Emsige Medaillensammler in Regensburg: Unter anderem holten (von links) Fabian Heinemann (einmal Bronze), Andreas Rein (dreimal Gold), Claudius Lindner (viermal Gold) und Sara Krönert (einmal Gold, viermal Silber, einmal Bronze) Edelmetall für den SC Delphin Ingolstadt.
SC Delphin

Elfmal Gold, zehnmal Silber und 15-mal Bronze lautete letztendlich die Ausbeute der Ingolstädter Delphine. Das bedeutete einen guten neunten Platz im Medaillenspiegel. In sehr starker Form präsentierte sich der 13-jährige Claudius Lindner. Der Rückenspezialist absolvierte sowohl die 50 Meter, 100 Meter als auch 200 Meter in seiner Hauptlage jeweils in neuer Bestzeit und sicherte sich damit gleich dreimal die Goldmedaille. Auch für seinen Trainer etwas überraschend legte er dann über die 50 Meter Schmetterling noch nach. Dank sehr guten Starts führte er das Feld von Beginn an an – und behielt die Führung bis ins Ziel. In 30,55 Sekunden gewann Lindner seine vierte Goldmedaille.

Im Jahrgang 1999 ließ Andreas Rein seiner Konkurrenz insbesondere über 50 Meter Strecken Schmetterling in 25,90 und Freistil in 24,35 Sekunden nicht den Hauch einer Chance. Etwas spannender machte er es auf der 100-Meter-Freistilstrecke – hier brachte erst der Anschlag die Entscheidung. Letztendlich sicherte er sich jedoch mit einer einzigen Hundertstelsekunde Vorsprung den dritten Einzeltitel.

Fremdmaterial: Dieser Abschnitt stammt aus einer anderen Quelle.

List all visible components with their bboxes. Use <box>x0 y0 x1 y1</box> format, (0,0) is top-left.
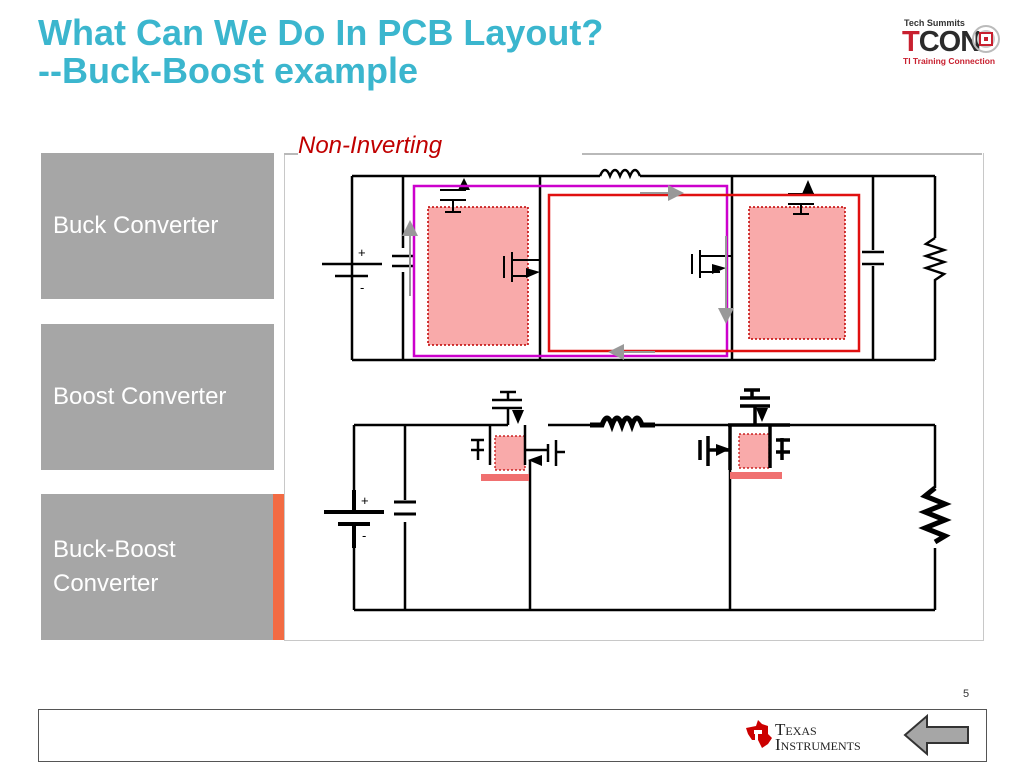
red-current-loop <box>547 193 861 353</box>
resistor-bottom-icon <box>918 486 952 545</box>
slide-title-line-2: --Buck-Boost example <box>38 50 419 91</box>
layout-pad-left <box>481 474 529 481</box>
tab-buck-boost-converter[interactable]: Buck-Boost Converter <box>41 494 284 640</box>
top-wires <box>350 174 937 362</box>
battery-bottom-icon <box>324 490 384 548</box>
diagram-subtitle: Non-Inverting <box>298 132 443 159</box>
texas-instruments-logo-icon <box>746 720 772 748</box>
bottom-schematic: + - <box>324 388 952 612</box>
current-direction-arrows <box>402 185 734 360</box>
logo-mark-t: T <box>902 26 920 58</box>
inductor-icon <box>598 168 642 180</box>
switch-cluster-right-icon <box>698 388 790 470</box>
switch-left-arrow <box>512 410 524 424</box>
slide-title: What Can We Do In PCB Layout? --Buck-Boo… <box>38 14 603 90</box>
mosfet-q1-arrow <box>458 178 470 190</box>
battery-icon <box>322 262 382 278</box>
battery-bottom-minus: - <box>362 528 366 543</box>
logo-tagline: Tech Summits <box>904 18 965 28</box>
ti-line-2: Instruments <box>775 735 861 754</box>
hot-area-bottom-left <box>494 435 526 471</box>
texas-instruments-wordmark: Texas Instruments <box>775 720 861 754</box>
inductor-bottom-icon <box>590 415 655 433</box>
left-arrow-icon <box>903 713 969 757</box>
battery-plus: + <box>358 245 366 260</box>
slide-number: 5 <box>963 688 970 700</box>
top-schematic: + - <box>322 168 948 362</box>
switch-right-arrow-2 <box>716 444 730 456</box>
tab-boost-converter[interactable]: Boost Converter <box>41 324 274 470</box>
ti-line-1: Texas <box>775 720 817 739</box>
switch-left-arrow-2 <box>528 455 542 466</box>
back-arrow-button[interactable] <box>903 713 971 757</box>
tcon-logo: Tech Summits TCON TI Training Connection <box>898 18 1002 68</box>
slide-title-line-1: What Can We Do In PCB Layout? <box>38 12 604 53</box>
content-panel <box>284 153 984 641</box>
mosfet-q4-arrow <box>802 180 814 194</box>
tab-buck-converter[interactable]: Buck Converter <box>41 153 274 299</box>
battery-minus: - <box>360 280 364 295</box>
tab-buck-converter-label: Buck Converter <box>53 212 219 239</box>
output-capacitor-icon <box>862 250 884 266</box>
mosfet-q3-arrow <box>712 264 726 274</box>
tab-boost-converter-label: Boost Converter <box>53 383 227 410</box>
input-capacitor-bottom-icon <box>394 500 416 516</box>
tab-buck-boost-converter-label: Buck-Boost Converter <box>53 536 176 597</box>
layout-pad-right <box>730 472 782 479</box>
mosfet-q2-arrow <box>526 268 540 278</box>
footer-bar <box>38 709 987 762</box>
resistor-icon <box>922 236 948 296</box>
panel-border <box>284 153 298 155</box>
bottom-wires <box>352 423 937 612</box>
logo-mark-rest: CON <box>918 26 981 58</box>
mosfet-q2-icon <box>503 252 540 282</box>
logo-wordmark: TCON <box>902 26 981 59</box>
switch-cluster-left-icon <box>471 390 565 466</box>
panel-border <box>582 153 982 155</box>
logo-subline: TI Training Connection <box>903 56 996 66</box>
logo-rings-icon <box>972 25 1000 53</box>
hot-area-bottom-right <box>738 433 770 469</box>
battery-bottom-plus: + <box>361 493 369 508</box>
switch-right-arrow <box>756 408 768 422</box>
hot-area-right <box>748 206 846 340</box>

Am Ende einer langen Saison zeigte auch Larissa Heinemann (Jahrgang 2003) noch einmal eine starke Leistung. Nach zwei Silbermedaillen über 100 und 200 Meter Freistil, die sie jeweils in persönlicher Bestzeit absolvierte, drehte das Sprinttalent auf den 50-Meter-Strecken noch einmal richtig auf. Über 50 Meter Freistil gelang ihr in 27,71 Sekunden erstmalig der Sprung unter die 28-Sekunden-Grenze, und über 50 Meter Schmetterling durchbrach sie die 30-Sekunden-Schallmauer – beides jeweils deutlich zu schnell für die gleichaltrige Konkurrenz, sodass Heinemann ihre Topleistungen zweifach vergolden konnte.

Mit einer Verletzung ging Sara Krönert (2005) leicht gehandicapt an den Start. Nach viermal Silber über 100 Meter Rücken, 200 Meter Lagen, 200 und 400 Meter Freistil sowie einmal Bronze über 100 Meter Freistil vervollständigte sie auf ihrer Paradestrecke – den 200 Meter Rücken – ihren Medaillensatz mit der verdienten Goldmedaille.

Das letzte Gold für Ingolstadt gewann Brustspezialistin Emma Weiß (2004), die mit ihrem Sieg in starken 34,99 Sekunden über 50 Meter Brust der Seriensiegerin bei der deutschen Meisterschaft, Amelie Zachenhuber aus München, eine Niederlage beibrachte. Zudem gelang ihr über 100 und 200 Meter noch zweimal der Griff nach Bronze.

Bei ihren ersten bayerischen Meisterschaften zeigte weiterhin das erst zehnjährige Nachwuchstalent Christina Schulz, dass insbesondere auf den Freistilstrecken auch in Zukunft mit ihr zu rechnen sein wird. Sie gewann über 100 und 200 Meter jeweils Silber, über 400 Meter zudem noch Bronze. Und auch für Jonas Drieling (2001) nahm eine für ihn persönlich schwierige Saison mit vielen verletzungs- und krankheitsbedingten Ausfällen mit einmal Silber über 50 Meter Freistil in 25,07 Sekunden sowie drei weiteren Bronzemedaillen noch einen versöhnlichen Abschluss. Die übrigen Medaillen für den SC Delphin holten Joshua Hollweck (einmal Silber und einmal Bronze), Olivia Gerrard (zweimal Bronze) sowie Maria und Lina Kapfer, Johanna Schmid, Fabian Heinemann und Raphael Mooser (je einmal Bronze).

In der vierwöchigen Sommerpause werden sich die jungen Athleten nun erholen, denn bereits im Herbst stehen wieder die ersten Wettkämpfe auf dem Programm.